Zsolt J. Balogh Zsolt.Balogh at hnehealth.nsw.gov.au
Sat Sep 11 00:17:27 BST 2010


Dear Fiona,

There is no existing data in the literature not to perform reamed intramedullary nailing on this patient.

1. Unreamed nailing causes actually more fat intavasations due to the significantly higher pressures banging the unreamed nail than incremental nailing. There is no role for unreamed femoral nailing for trauma patients.
If you can oxygenate this patient and no haemodynamic instability (metabolic acidosis) you have better to nail straight away with reaming to chatter (~12mm) with 0.5mmm increments with sharp reamers with deep flutes.
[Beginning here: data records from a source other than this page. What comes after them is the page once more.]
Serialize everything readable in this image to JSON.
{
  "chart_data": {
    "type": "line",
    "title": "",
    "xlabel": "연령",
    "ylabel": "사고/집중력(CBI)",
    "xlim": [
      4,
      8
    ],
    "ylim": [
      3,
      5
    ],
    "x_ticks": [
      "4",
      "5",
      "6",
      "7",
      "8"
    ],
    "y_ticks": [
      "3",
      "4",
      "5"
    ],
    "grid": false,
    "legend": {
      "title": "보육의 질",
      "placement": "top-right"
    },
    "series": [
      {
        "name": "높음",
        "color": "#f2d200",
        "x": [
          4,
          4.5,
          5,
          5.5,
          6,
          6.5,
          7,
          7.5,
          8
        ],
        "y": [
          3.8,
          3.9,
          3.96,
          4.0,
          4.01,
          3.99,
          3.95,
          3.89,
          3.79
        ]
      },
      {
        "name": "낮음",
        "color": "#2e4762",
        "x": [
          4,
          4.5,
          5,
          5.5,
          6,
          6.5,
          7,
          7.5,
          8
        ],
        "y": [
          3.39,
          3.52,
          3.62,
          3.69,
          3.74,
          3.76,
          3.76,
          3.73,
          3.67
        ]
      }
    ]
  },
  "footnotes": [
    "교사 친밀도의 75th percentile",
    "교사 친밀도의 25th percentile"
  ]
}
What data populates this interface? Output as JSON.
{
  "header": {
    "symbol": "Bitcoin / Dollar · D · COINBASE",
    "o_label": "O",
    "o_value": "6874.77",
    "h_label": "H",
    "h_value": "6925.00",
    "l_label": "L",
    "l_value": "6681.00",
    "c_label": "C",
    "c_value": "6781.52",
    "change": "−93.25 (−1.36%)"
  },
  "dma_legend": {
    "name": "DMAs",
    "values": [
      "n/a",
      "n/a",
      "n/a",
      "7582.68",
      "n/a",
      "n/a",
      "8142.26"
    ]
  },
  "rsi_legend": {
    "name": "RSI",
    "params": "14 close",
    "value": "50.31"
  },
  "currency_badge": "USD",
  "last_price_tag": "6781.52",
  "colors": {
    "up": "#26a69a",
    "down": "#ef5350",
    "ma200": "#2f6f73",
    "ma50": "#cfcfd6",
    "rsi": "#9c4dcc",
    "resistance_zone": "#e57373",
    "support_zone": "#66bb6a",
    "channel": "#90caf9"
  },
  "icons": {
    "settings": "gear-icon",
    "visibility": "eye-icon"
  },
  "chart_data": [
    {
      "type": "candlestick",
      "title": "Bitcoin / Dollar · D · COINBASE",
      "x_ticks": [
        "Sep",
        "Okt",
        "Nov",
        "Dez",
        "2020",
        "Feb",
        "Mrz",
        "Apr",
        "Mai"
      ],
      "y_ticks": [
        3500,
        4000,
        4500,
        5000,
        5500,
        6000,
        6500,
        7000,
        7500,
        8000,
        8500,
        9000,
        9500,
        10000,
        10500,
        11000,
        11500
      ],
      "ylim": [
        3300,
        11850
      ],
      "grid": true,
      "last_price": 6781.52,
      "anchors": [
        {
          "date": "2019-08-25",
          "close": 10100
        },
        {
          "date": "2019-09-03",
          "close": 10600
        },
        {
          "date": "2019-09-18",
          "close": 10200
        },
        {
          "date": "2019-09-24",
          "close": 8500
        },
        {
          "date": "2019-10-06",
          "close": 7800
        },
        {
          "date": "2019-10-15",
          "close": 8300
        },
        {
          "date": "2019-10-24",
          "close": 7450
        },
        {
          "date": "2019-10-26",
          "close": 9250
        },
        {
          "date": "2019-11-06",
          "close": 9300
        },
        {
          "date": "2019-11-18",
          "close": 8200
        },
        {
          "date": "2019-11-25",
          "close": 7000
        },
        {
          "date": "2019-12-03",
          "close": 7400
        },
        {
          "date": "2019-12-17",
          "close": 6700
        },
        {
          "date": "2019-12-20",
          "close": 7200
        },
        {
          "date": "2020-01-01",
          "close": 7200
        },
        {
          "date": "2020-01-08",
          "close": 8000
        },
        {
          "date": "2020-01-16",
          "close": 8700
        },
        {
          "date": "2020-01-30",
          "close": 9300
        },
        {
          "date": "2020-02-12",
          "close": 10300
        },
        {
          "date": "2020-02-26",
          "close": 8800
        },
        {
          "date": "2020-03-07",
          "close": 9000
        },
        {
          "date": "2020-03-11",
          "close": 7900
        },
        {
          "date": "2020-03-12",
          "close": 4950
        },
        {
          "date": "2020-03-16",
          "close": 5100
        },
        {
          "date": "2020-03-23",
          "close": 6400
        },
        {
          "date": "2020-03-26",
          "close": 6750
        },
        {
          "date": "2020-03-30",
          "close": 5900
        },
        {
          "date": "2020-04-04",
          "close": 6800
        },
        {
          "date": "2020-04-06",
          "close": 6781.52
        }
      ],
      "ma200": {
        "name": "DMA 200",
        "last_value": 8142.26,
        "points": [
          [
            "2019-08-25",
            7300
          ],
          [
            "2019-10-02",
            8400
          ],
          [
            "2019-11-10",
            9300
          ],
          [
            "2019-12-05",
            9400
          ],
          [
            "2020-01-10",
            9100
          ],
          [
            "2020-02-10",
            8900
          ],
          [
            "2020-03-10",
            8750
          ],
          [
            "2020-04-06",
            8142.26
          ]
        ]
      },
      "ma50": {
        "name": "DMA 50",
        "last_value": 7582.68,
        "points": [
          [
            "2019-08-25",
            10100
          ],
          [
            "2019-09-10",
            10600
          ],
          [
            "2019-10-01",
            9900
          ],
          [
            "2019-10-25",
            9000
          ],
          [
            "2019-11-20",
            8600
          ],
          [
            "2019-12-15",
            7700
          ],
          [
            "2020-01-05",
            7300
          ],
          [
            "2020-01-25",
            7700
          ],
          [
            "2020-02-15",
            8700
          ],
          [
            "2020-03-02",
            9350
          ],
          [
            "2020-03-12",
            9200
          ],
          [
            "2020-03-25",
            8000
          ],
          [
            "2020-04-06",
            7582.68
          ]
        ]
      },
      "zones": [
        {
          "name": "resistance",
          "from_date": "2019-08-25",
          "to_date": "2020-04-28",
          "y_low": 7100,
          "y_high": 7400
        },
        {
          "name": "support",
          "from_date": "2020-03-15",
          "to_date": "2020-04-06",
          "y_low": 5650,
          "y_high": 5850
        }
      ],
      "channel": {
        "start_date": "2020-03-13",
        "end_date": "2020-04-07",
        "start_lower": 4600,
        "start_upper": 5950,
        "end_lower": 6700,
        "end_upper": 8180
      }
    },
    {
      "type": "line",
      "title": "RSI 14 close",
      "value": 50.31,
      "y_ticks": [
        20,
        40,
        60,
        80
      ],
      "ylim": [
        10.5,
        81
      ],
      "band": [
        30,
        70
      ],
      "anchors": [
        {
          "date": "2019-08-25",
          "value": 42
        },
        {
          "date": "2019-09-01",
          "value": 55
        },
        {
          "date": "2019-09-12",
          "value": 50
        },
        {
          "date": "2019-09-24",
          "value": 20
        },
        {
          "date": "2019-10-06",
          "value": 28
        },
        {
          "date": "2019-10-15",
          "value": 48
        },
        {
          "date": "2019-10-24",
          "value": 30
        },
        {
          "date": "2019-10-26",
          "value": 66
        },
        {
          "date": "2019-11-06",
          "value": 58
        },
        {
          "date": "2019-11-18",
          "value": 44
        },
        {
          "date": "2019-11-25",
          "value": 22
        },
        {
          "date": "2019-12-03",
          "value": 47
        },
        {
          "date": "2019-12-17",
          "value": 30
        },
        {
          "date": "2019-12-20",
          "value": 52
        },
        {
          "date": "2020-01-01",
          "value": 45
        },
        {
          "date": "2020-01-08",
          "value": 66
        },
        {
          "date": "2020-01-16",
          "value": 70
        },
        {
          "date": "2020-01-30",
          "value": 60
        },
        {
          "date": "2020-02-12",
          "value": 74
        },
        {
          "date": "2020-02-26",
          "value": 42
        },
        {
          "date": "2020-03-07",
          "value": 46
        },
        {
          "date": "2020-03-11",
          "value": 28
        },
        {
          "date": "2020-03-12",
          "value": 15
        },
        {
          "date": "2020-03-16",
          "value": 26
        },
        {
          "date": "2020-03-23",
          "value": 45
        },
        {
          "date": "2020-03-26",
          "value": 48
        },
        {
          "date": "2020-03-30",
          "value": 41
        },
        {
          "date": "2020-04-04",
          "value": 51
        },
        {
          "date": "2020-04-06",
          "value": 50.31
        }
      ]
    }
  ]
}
Reaming Irrigation Aspiration (RIA) system can be used but still to be proven its significance.

2. PA dissection is highly likely to be a VOMIT.

Best Regards, 

Zsolt


Professor Zsolt J. Balogh, MD, PhD, FRACS
Director of Trauma, John Hunter Hospital and Hunter New England Area Health Service
Discipline Head of Traumatology, University of Newcastle
Newcastle, NSW
AUSTRALIA
Tel: +61 2 49214259
Fax: +61 2 49214274
E-mail: zsolt.balogh at hnehealth.nsw.gov.au



-----Original Message-----
From: trauma-list-bounces at trauma.org [mailto:trauma-list-bounces at trauma.org] On Behalf Of Mathias Kalkum
Sent: Saturday, 11 September 2010 5:02 AM
To: Trauma-List [TRAUMA.ORG]
Subject: Re: Trauma case from down under

Fiona,


from my humble rural view:

> - snip -  1. This man is obviously very high risk for developing ARDS. Is there
> any alternative to nailing his femur and the resultant fat emboli
> accelerating the damage to his lungs? Does delaying femoral nailing
> simply add other, greater risks?

unreamed femur nail, now. This can be done in 30 minutes. Reason for
that is you want this guy as stable and painfree as can be, so can bed
him whatever seems appropriate to you. And you don't want to do so in
about 4-6 days, you want to do it now - so fix his femur now. Don't
bother to much about fat emboli. A stable fracture, *un*reamed nail,
good oxygenisation is your best bet!


> 2. What is the relevance of the PA dissection (assuming it is not a
> VOMIT) other than as a marker of significant chest injury? Given his
> other injuries, should he be anticoagulated, and if so, when? Our trauma
> referral centre didn't seem to be able to help much with advice on this,
> though they agreed to take him when he developed ARDS and required
> invasive ventilation.

sorry - no idea


> 3. Anaesthetic question - For definitive management of his femur, what
> would be the best anaesthetic option? My personal choice would probably
> be ketamine/spinal or opiate/spinal, avoiding a chest drain unless his
> pneumothorax worsens. We wanted to avoid IPPV also, but were prepared to
> convert to GA if required.

Being just a surgeon allow me one remark: our anesthetists would
probably insist on a chest tube *if* they would intubate in this case.